By Katie Dahlstrom
Herald Staff Writer
Members of the Clinton City Council pledged their support to two economic development ventures by moving forward with incentives vital to the projects.
The first incentives that council members discussed during their Committee of the Whole meeting Tuesday night were for German rail tie manufacturer, RAIL.ONE, which plans to build a facility in the Lincolnway Railport.
Karen Mallinger with the Clinton Regional Development Corporation explained that the initial investment made by RAIL.ONE will be $20 million and the annual economic impact is expected to be $15.2 million. RAIL.ONE has agreed to pay $15.59 or above, which is the average wage in Clinton County. The company will bring 60 direct jobs and will result in another 40 indirect jobs.
The city will offer RAIL.ONE a 100 percent Tax Increment Finance rebate not to exceed $2 million total over the course of 10 years. The city will also construct a road from 44th Avenue South to RAIL.ONE’s property for its industrial traffic and future railport tenants. The road is estimated to cost $400,000, for which the city could apply for a Revitalize Iowa’s Sound Economy grant or use TIF funds to finance.
City Council members were scheduled to apply for a $248,000 Community Development Block Grant of Economic Set-Aside Funds from the Iowa Department of Economic Development, but RAIL.ONE determined it was no longer interested in receiving this grant, according to Interim City Administrator Jessica Kinser.
“We heard from RAIL.ONE yesterday that this money, because it was coming from the state, had too many strings attached to it for the small amount that it was they prefer not to move forward with that grant opportunity,” Kinser said.
Instead, the city will need to approve a resolution to sponsor an application to the Iowa Economic Development Authority for Enterprise Zone Benefits.
Even with council members approving a resolution of support for the project, the city has a number of steps to take before a development deal can be finalized.
“We don’t have the necessary administrative infrastructure in place to just sign on the dotted line right now if that would be the choice of the council.

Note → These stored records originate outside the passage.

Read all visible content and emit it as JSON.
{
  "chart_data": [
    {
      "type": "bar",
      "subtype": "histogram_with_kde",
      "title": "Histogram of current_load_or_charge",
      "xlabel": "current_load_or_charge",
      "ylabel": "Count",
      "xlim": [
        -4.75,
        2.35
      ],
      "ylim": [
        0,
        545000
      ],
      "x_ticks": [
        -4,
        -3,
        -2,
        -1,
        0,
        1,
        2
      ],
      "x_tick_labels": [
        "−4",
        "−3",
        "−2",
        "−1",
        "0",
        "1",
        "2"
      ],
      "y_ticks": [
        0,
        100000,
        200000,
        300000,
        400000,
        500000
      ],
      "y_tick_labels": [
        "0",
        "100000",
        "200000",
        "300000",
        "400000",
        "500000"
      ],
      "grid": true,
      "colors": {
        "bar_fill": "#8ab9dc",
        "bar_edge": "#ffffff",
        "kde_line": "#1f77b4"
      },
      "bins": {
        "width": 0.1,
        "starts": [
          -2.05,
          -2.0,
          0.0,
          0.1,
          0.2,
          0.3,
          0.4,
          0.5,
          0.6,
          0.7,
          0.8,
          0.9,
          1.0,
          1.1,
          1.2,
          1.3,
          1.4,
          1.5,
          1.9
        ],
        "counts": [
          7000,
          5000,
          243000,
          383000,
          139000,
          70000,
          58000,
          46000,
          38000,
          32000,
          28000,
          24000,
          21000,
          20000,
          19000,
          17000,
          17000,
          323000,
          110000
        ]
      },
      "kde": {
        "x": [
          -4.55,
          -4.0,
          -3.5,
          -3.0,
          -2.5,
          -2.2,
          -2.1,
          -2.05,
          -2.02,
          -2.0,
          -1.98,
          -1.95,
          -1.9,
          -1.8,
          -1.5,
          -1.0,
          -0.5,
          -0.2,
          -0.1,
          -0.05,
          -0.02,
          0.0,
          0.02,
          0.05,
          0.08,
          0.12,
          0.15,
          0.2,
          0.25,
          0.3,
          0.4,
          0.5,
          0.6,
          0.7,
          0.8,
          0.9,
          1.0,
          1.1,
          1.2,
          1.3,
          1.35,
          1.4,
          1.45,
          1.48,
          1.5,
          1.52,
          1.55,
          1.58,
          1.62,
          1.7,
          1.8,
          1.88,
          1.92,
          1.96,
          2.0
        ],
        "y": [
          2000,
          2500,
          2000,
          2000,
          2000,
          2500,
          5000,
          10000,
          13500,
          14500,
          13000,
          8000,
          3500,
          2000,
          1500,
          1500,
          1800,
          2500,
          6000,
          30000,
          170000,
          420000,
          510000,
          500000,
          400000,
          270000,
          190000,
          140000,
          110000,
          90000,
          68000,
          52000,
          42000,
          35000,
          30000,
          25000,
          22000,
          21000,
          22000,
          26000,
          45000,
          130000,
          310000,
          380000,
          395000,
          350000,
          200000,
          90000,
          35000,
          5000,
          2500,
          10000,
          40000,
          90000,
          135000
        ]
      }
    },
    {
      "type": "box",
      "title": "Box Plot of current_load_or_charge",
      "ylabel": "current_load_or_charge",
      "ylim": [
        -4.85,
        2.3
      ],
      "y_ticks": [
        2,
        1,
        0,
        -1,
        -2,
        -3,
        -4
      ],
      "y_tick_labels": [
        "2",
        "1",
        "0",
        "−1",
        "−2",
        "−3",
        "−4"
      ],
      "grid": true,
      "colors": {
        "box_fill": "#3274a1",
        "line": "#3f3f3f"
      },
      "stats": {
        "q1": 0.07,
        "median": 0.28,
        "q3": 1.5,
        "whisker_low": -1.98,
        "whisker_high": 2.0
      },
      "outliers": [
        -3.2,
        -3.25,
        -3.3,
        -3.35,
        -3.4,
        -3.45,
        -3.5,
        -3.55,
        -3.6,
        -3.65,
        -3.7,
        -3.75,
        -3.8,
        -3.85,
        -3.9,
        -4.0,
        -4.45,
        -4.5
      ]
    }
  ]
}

There are still many actions that we would need to take,” Kinser said.
The city will need to create a railpark urban renewal area and plan in order to be able to offer the TIF funding. Once the plan is drafted and ready to be approved, the council will need to hold a public hearing, get approval from the county and the Camanche School District, review and get recommendation from the Planning Commission, and then send it back to the Council for final consideration. Once those steps can be completed and a TIF ordinance established, a development agreement can be finalized. Kinser didn’t have a defined timeline for how long the urban renewal area would take, although she said it would not take several months because of the urgency she’s expressed.
“Ultimately, we cannot have a development agreement without an urban renewal area and the urban renewal plan being in place and being approved by the council. If that happens at the time that they (RAIL.ONE) do want to construct we will still as long as the council directs, we will still proceed with the development agreement. There are some of those things that can happen in tandem,” Kinser said.
Council members also approved a resolution to hire the firm of Frey, Haufe and Current P.L.C. to negotiate the sale of the property to RAIL.ONE. The outside counsel is needed because of the rapid timeline and the current workload of city Attorney Jeff Farwell, Kinser said. John Frey explained that the cost for services will be $160 an hour, which will be paid for from the proceeds of the property sale.
“It’s not going to be cheap to hire outside counsel, but you need it to get the job done I think,” Frey said.
Frey could not estimate how many hours the negotiation would take, but they are aiming to have the sale completed by May 1.
RAIL.ONE will work in conjunction with Utah-based wooden rail tie recycler Nevada Rail Materials at the park. NRM will bring 35 jobs, but has not requested any incentives.
The incentive discussion continued when council members shifted focus from the railport to the Lyons Tech Park, where Data Dimensions plans to construct an operations facility that will bring 130 new jobs to the area.
City Council members authorized an application to the state in order for Data Dimensions to receive benefits of the Enterprise Zone Program. If the application was approved by the state, the city would need to provide a local match in the amount of $1.91 million in property tax abatements over a 10-year period.
Council members unanimously approved the resolutions.
For the sake of expedience and in order to have the local incentives set up before the state awards its incentives on March 22, council members agreed to set up a special meeting to give final approval.
That meeting time has not yet been determined.